Por fim, faço algumas reflexões que considero o ponto de partida para a busca de algum entendimento. As faço a partir do que detecto nas entrelinhas nas batalhas que são instaladas de tempos em tempos, como esta agora em ebulição, sobre a qual apenas desenvolvi o tema segmentação:
- Efetivamente existe uma repulsa e desconfiança entre os atores da cadeia de saúde suplementar. Basta o surgimento de um tema espinhoso para que isto recrudesça;
- Precisamos caminhar sem perder de vista a perspectiva este fato. Apenas reconhecê-lo ajuda na melhor compreensão do cuidado com a forma. Caso contrário, boas ideias, conduzidas de forma equivocada, podem morrer no caminho;
- Fico com a percepção de que, para alguns, tudo aquilo que vem das operadoras de planos de saúde gera sempre uma primeira reação imediata onde prevalece o sentimento do “vem de operadora? Já sou contra. Não vou nem discutir”. Por mais que estas cometam seus erros, acho isto pouco produtivo;
- Entidades de classe de operadoras de planos de saúde por sua vez têm pecado na forma de se comunicar e conduzir suas válidas iniciativas. Por aparentarem o caminho do segredo e, por vezes, com pouco diálogo com os demais elos impactados, acirram a resistência histórica com seus pares (ou ímpares como ouvi recentemente);
- A meu ver, pecam ainda por esquecerem que “o ótimo é inimigo do bom”, no sentido que trazem soluções muito distantes do contexto atual. Precisamos evoluir caminhando com o que o americano chama de “baby steps”. Vamos aos poucos, afinal não nos confiamos o suficiente para darmos passos largos. E os passos de consenso inicial são poucos. Exemplificando esta ideia com um simples exemplo prático, por que não tratar da segmentação do plano ambulatorial apenas propondo a exclusão da cobertura de emergência?

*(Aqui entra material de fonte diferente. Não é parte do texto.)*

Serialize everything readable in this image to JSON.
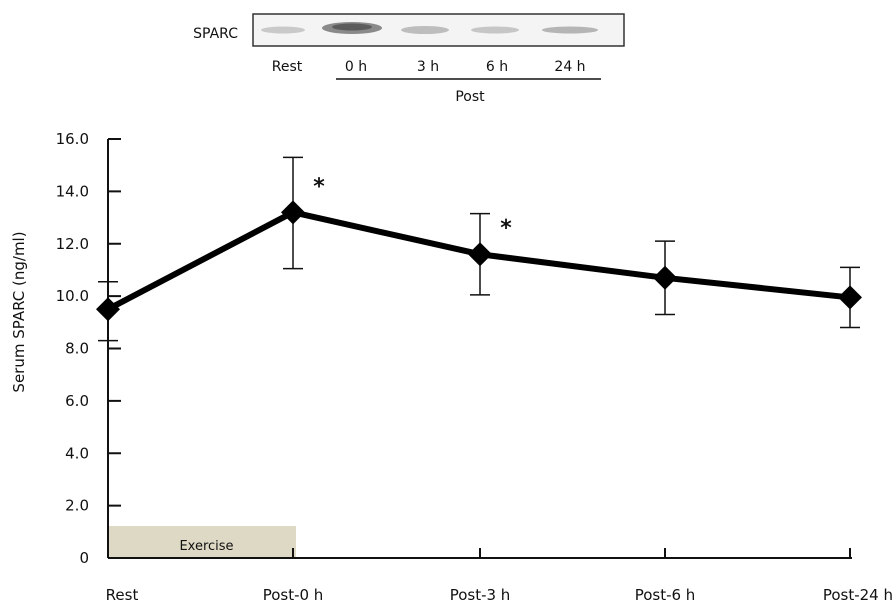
{
  "blot": {
    "protein_label": "SPARC",
    "lane_labels": [
      "Rest",
      "0 h",
      "3 h",
      "6 h",
      "24 h"
    ],
    "group_label": "Post"
  },
  "chart_data": {
    "type": "line",
    "categories": [
      "Rest",
      "Post-0 h",
      "Post-3 h",
      "Post-6 h",
      "Post-24 h"
    ],
    "series": [
      {
        "values": [
          9.5,
          13.2,
          11.6,
          10.7,
          9.95
        ],
        "error_high": [
          10.55,
          15.3,
          13.15,
          12.1,
          11.1
        ],
        "error_low": [
          8.3,
          11.05,
          10.05,
          9.3,
          8.8
        ]
      }
    ],
    "ylabel": "Serum SPARC (ng/ml)",
    "ylim": [
      0,
      16
    ],
    "yticks": [
      "0",
      "2.0",
      "4.0",
      "6.0",
      "8.0",
      "10.0",
      "12.0",
      "14.0",
      "16.0"
    ],
    "significance": [
      {
        "category": "Post-0 h",
        "mark": "*"
      },
      {
        "category": "Post-3 h",
        "mark": "*"
      }
    ],
    "exercise_period": {
      "label": "Exercise",
      "from": "Rest",
      "to": "Post-0 h"
    },
    "grid": false,
    "colors": {
      "line": "#000000",
      "exercise_bar": "#ddd9c4"
    }
  }
}
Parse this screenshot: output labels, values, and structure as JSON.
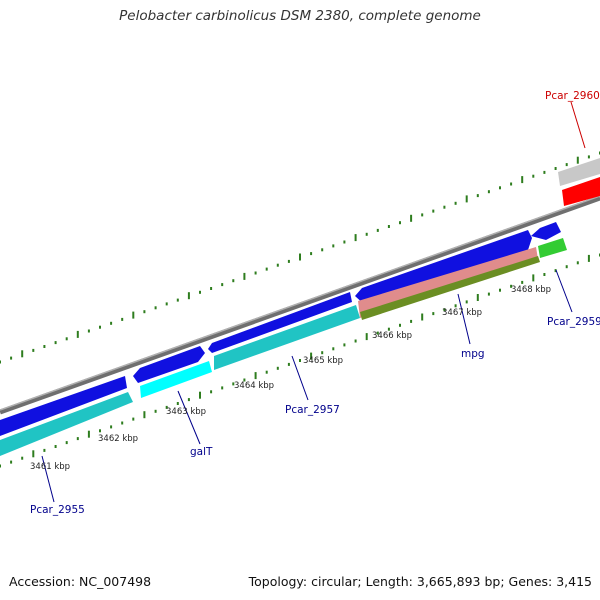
{
  "title": "Pelobacter carbinolicus DSM 2380, complete genome",
  "footer": {
    "accession": "Accession: NC_007498",
    "summary": "Topology: circular; Length: 3,665,893 bp; Genes: 3,415"
  },
  "colors": {
    "backbone": "#888888",
    "tick": "#2e7d1e",
    "forward_cds": "#1010e0",
    "reverse_cds": "#1fc8c8",
    "highlight_cyan": "#00ffff",
    "salmon": "#e08c8c",
    "olive": "#6b8e23",
    "green": "#33cc33",
    "red": "#ff0000",
    "grey": "#c0c0c0",
    "label_blue": "#00008b",
    "label_red": "#cc0000"
  },
  "scale_labels": [
    {
      "text": "3461 kbp"
    },
    {
      "text": "3462 kbp"
    },
    {
      "text": "3463 kbp"
    },
    {
      "text": "3464 kbp"
    },
    {
      "text": "3465 kbp"
    },
    {
      "text": "3466 kbp"
    },
    {
      "text": "3467 kbp"
    },
    {
      "text": "3468 kbp"
    }
  ],
  "gene_labels": [
    {
      "text": "Pcar_2955",
      "color": "#00008b"
    },
    {
      "text": "galT",
      "color": "#00008b"
    },
    {
      "text": "Pcar_2957",
      "color": "#00008b"
    },
    {
      "text": "mpg",
      "color": "#00008b"
    },
    {
      "text": "Pcar_2959",
      "color": "#00008b"
    },
    {
      "text": "Pcar_2960",
      "color": "#cc0000"
    }
  ]
}
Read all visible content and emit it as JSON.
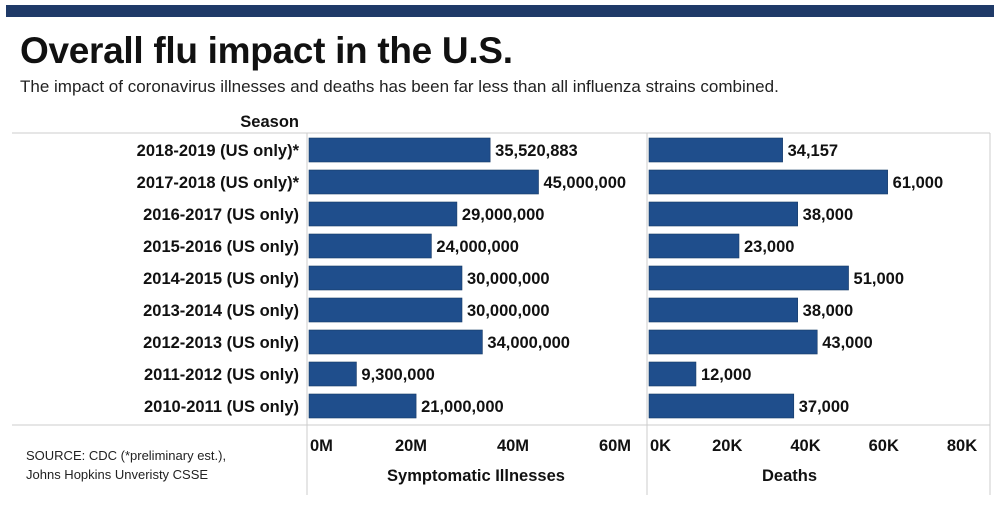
{
  "title": "Overall flu impact in the U.S.",
  "subtitle": "The impact of coronavirus illnesses and deaths has been far less than all influenza strains combined.",
  "source": "SOURCE: CDC  (*preliminary est.),\nJohns Hopkins Unveristy CSSE",
  "colors": {
    "bar": "#1f4e8c",
    "bar_stroke": "#173a66",
    "header_bar": "#1f3a68",
    "grid": "#cccccc"
  },
  "chart_data": [
    {
      "type": "bar",
      "orientation": "horizontal",
      "ylabel": "Season",
      "xlabel": "Symptomatic Illnesses",
      "xlim": [
        0,
        60000000
      ],
      "ticks": [
        0,
        20000000,
        40000000,
        60000000
      ],
      "tick_labels": [
        "0M",
        "20M",
        "40M",
        "60M"
      ],
      "categories": [
        "2018-2019 (US only)*",
        "2017-2018 (US only)*",
        "2016-2017 (US only)",
        "2015-2016 (US only)",
        "2014-2015 (US only)",
        "2013-2014 (US only)",
        "2012-2013 (US only)",
        "2011-2012 (US only)",
        "2010-2011 (US only)"
      ],
      "values": [
        35520883,
        45000000,
        29000000,
        24000000,
        30000000,
        30000000,
        34000000,
        9300000,
        21000000
      ],
      "value_labels": [
        "35,520,883",
        "45,000,000",
        "29,000,000",
        "24,000,000",
        "30,000,000",
        "30,000,000",
        "34,000,000",
        "9,300,000",
        "21,000,000"
      ]
    },
    {
      "type": "bar",
      "orientation": "horizontal",
      "xlabel": "Deaths",
      "xlim": [
        0,
        80000
      ],
      "ticks": [
        0,
        20000,
        40000,
        60000,
        80000
      ],
      "tick_labels": [
        "0K",
        "20K",
        "40K",
        "60K",
        "80K"
      ],
      "categories": [
        "2018-2019 (US only)*",
        "2017-2018 (US only)*",
        "2016-2017 (US only)",
        "2015-2016 (US only)",
        "2014-2015 (US only)",
        "2013-2014 (US only)",
        "2012-2013 (US only)",
        "2011-2012 (US only)",
        "2010-2011 (US only)"
      ],
      "values": [
        34157,
        61000,
        38000,
        23000,
        51000,
        38000,
        43000,
        12000,
        37000
      ],
      "value_labels": [
        "34,157",
        "61,000",
        "38,000",
        "23,000",
        "51,000",
        "38,000",
        "43,000",
        "12,000",
        "37,000"
      ]
    }
  ]
}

Para terminar, gostaria de saber o que pensam entidades que frequentemente têm preferido se calar em contextos como estes. Refiro-me àquelas que representam hospitais, laboratórios, medicinas diagnósticas e cooperativas médicas, entre outras. Curioso ver que apenas as tidas como “os extremos” se posicionam. De um lado, prioritariamente as seguradoras e às vezes medicinas de grupo (negócios) e, de outro, órgãos de defesa do consumidor e algumas poucas entidades de profissionais de saúde (assistência).
A reflexão acima é de algo ruim, afinal, aquelas muitas entidades que têm tanto uma “veia assistencial quanto de negócios”, sem desmerecer as demais, com certeza poderiam também contribuir para um melhor encaminhamento de temas como estes. Afinal, por necessariamente vestirem, em sua essência, estes dois chapéus, potencialmente seriam estratégicas na construção de consensos num momento de tão pouco diálogo.